The Woerdense potato processing machine manufacturer Kiremko sees that the levies mainly have an impact on ‘the organization’, says director Marcel of Huissteden. The company works together with an American partner company in Idaho: that has occasionally built machines for American customers of Kiremko. The contact is ‘intensified’ in the run -up to the taxes, so that they can build more machines in Idaho. « We have transferred more building plans. » Kiremko receives a license payment for this, the turnover is for the partner company.
This way, American customers can continue to serve without a major financial impact. But a lot changes practically. « We now send people there for production, and to start the production lines. » Fortunately, Van Huissteden jokes, there are no taxes on the import of employees yet.
5. What does this mean for the wallet of Dutch consumers?
Nothing at all for the time being. Trump’s import duties make goods that go to America more expensive, they do nothing with the goods that are produced and consumed elsewhere in the world.
This becomes different if countries take reimbursement measures. If the EU starts to introduce counter -duties on American products in response to Trumps taxes, they will become more expensive here. Then European consumers could also notice something.
Europe knows this and therefore tries to formulate a careful response with minimal damage to its own citizens. For example, the EU is considering measures that the consumer does not immediately take, such as being bothering Big Tech and large American banks. For the first package of countermeasures (after the levies on aluminum and steel), for example, taxes were chosen on American products for which European consumers can easily find an alternative (such as jeans) or which are only purchased by a small group of enthusiasts (Harley Davidson engines). Of the proposed American products on which European taxes can occur, soy with an import value of 2 billion euros is greatest in size. But that soy can easily be removed from countries as Brazil and disappears mainly in animal feed.

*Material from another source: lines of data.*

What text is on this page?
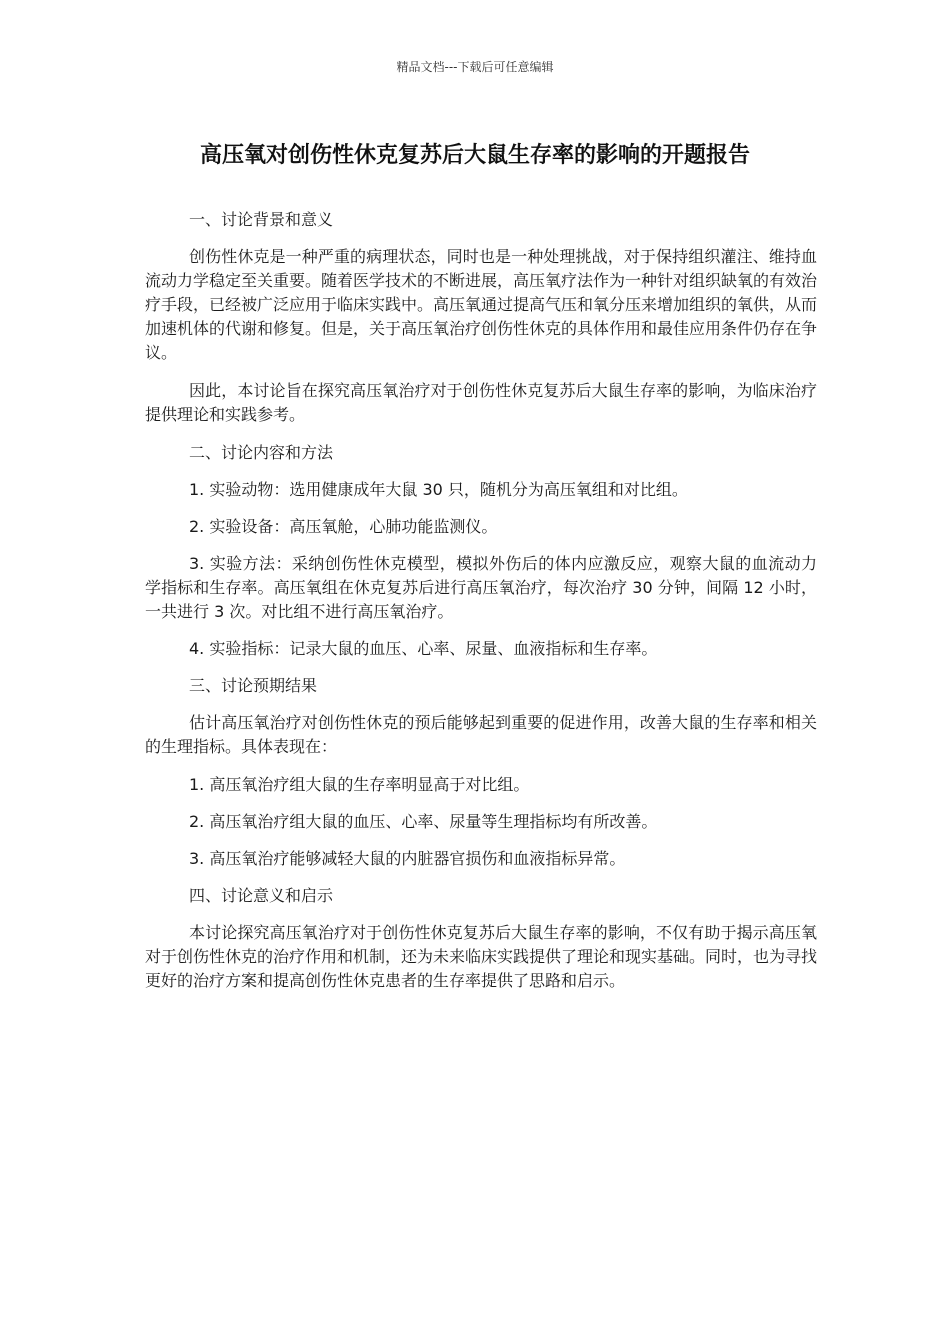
精品文档---下载后可任意编辑
高压氧对创伤性休克复苏后大鼠生存率的影响的开题报告

一、讨论背景和意义

创伤性休克是一种严重的病理状态，同时也是一种处理挑战，对于保持组织灌注、维持血流动力学稳定至关重要。随着医学技术的不断进展，高压氧疗法作为一种针对组织缺氧的有效治疗手段，已经被广泛应用于临床实践中。高压氧通过提高气压和氧分压来增加组织的氧供，从而加速机体的代谢和修复。但是，关于高压氧治疗创伤性休克的具体作用和最佳应用条件仍存在争议。

因此，本讨论旨在探究高压氧治疗对于创伤性休克复苏后大鼠生存率的影响，为临床治疗提供理论和实践参考。

二、讨论内容和方法

1. 实验动物：选用健康成年大鼠 30 只，随机分为高压氧组和对比组。

2. 实验设备：高压氧舱，心肺功能监测仪。

3. 实验方法：采纳创伤性休克模型，模拟外伤后的体内应激反应，观察大鼠的血流动力学指标和生存率。高压氧组在休克复苏后进行高压氧治疗，每次治疗 30 分钟，间隔 12 小时，一共进行 3 次。对比组不进行高压氧治疗。

4. 实验指标：记录大鼠的血压、心率、尿量、血液指标和生存率。

三、讨论预期结果

估计高压氧治疗对创伤性休克的预后能够起到重要的促进作用，改善大鼠的生存率和相关的生理指标。具体表现在：

1. 高压氧治疗组大鼠的生存率明显高于对比组。

2. 高压氧治疗组大鼠的血压、心率、尿量等生理指标均有所改善。

3. 高压氧治疗能够减轻大鼠的内脏器官损伤和血液指标异常。

四、讨论意义和启示

本讨论探究高压氧治疗对于创伤性休克复苏后大鼠生存率的影响，不仅有助于揭示高压氧对于创伤性休克的治疗作用和机制，还为未来临床实践提供了理论和现实基础。同时，也为寻找更好的治疗方案和提高创伤性休克患者的生存率提供了思路和启示。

There is another route through which European and other consumers can notice something of the American taxes: moving trade routes. If it is no longer attractive for China to export products to America, that country can choose to drop them off in Europe. This leads to oversupply compared to the current situation and can therefore entail price reductions. This dumping of products is initially good for consumers (lower prices) but can ultimately push European producers from the market, with all the adverse economic consequences that this is (less activity, more unemployment, lower economic growth).
This has already happened with, for example, solar panels: it was no longer allowed to deliver China to the US, after which the European market was flooded with cheap Chinese panels. European panel builders could not compete with that and many went bankrupt.